Olivia Jade's days as a beauty influencer might be numbered. Sephora and The Estée Lauder Companies have cut ties with Lori Loughlin's 19-year-old daughter following Loughlin's alleged participation in the college admissions scandal that was made public last week.
Target is getting clean. Next month, customers can look for a "Target Clean" icon on certain household, beauty, personal care and baby products formulated without parabens, phthalates, formaldehyde and other chemicals.
Skyn Iceland looks to expand. Hot off a $3 million investment, the brand is targeting younger customers and global markets in an effort to meet ambitious growth targets this year.

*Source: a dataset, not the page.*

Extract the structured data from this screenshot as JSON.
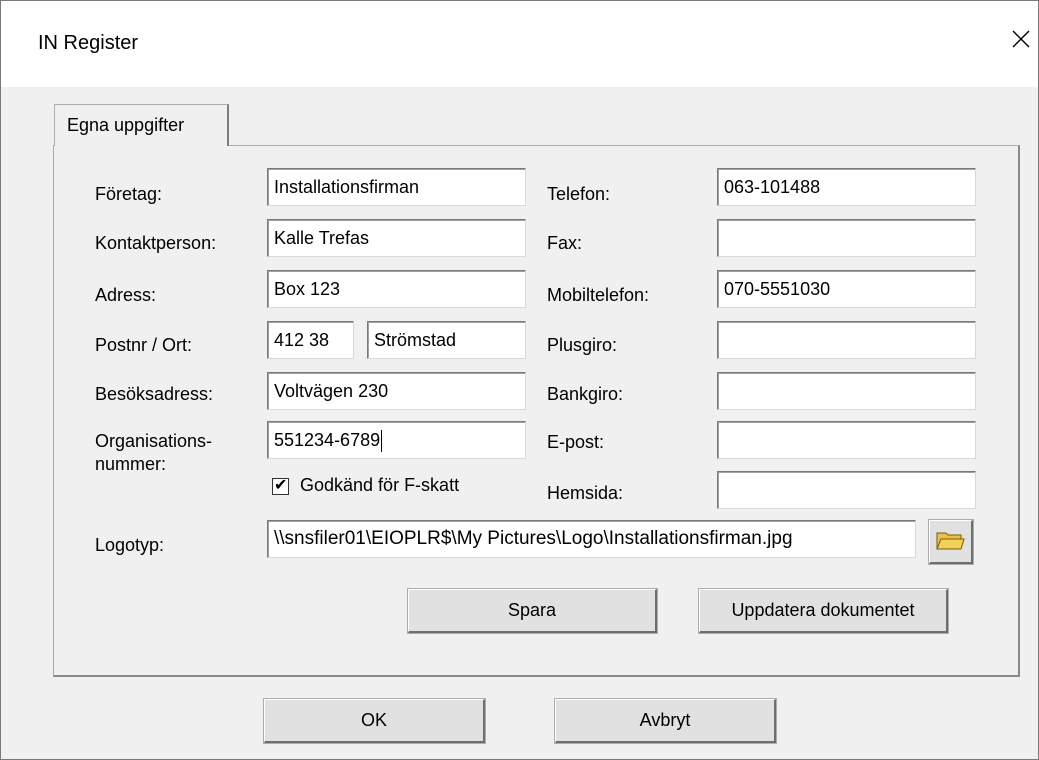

Kylie Jenner fuels growth at Ulta. The youngest self-made billionaire turned to Ulta as the first brick-and-mortar retailer to sell her Kylie Cosmetics line last November, which could have contributed to the retailer's better-than-expected fourth-quarter earnings.
Amazon launches first private label beauty brand. The retailer worked with Latvian models on its first private label skincare brand, Fast Beauty Co, which includes makeup removing wipes and face, lip and eye masks that retail for around $5 each.
Now anyone can be ambidextrous, thanks to Olive & June. Sarah Gibson Tuttle, founder of hip, LA-based nail salon Olive & June, created a patent-pending tool that lets people "steady a nondominant hand" while doing an at-home manicure.
Function of Beauty will remain loyal to its DTC business model. The personalised haircare business, which sold its one millionth product last November, has no plans to partner with retailers as it focuses on global expansion.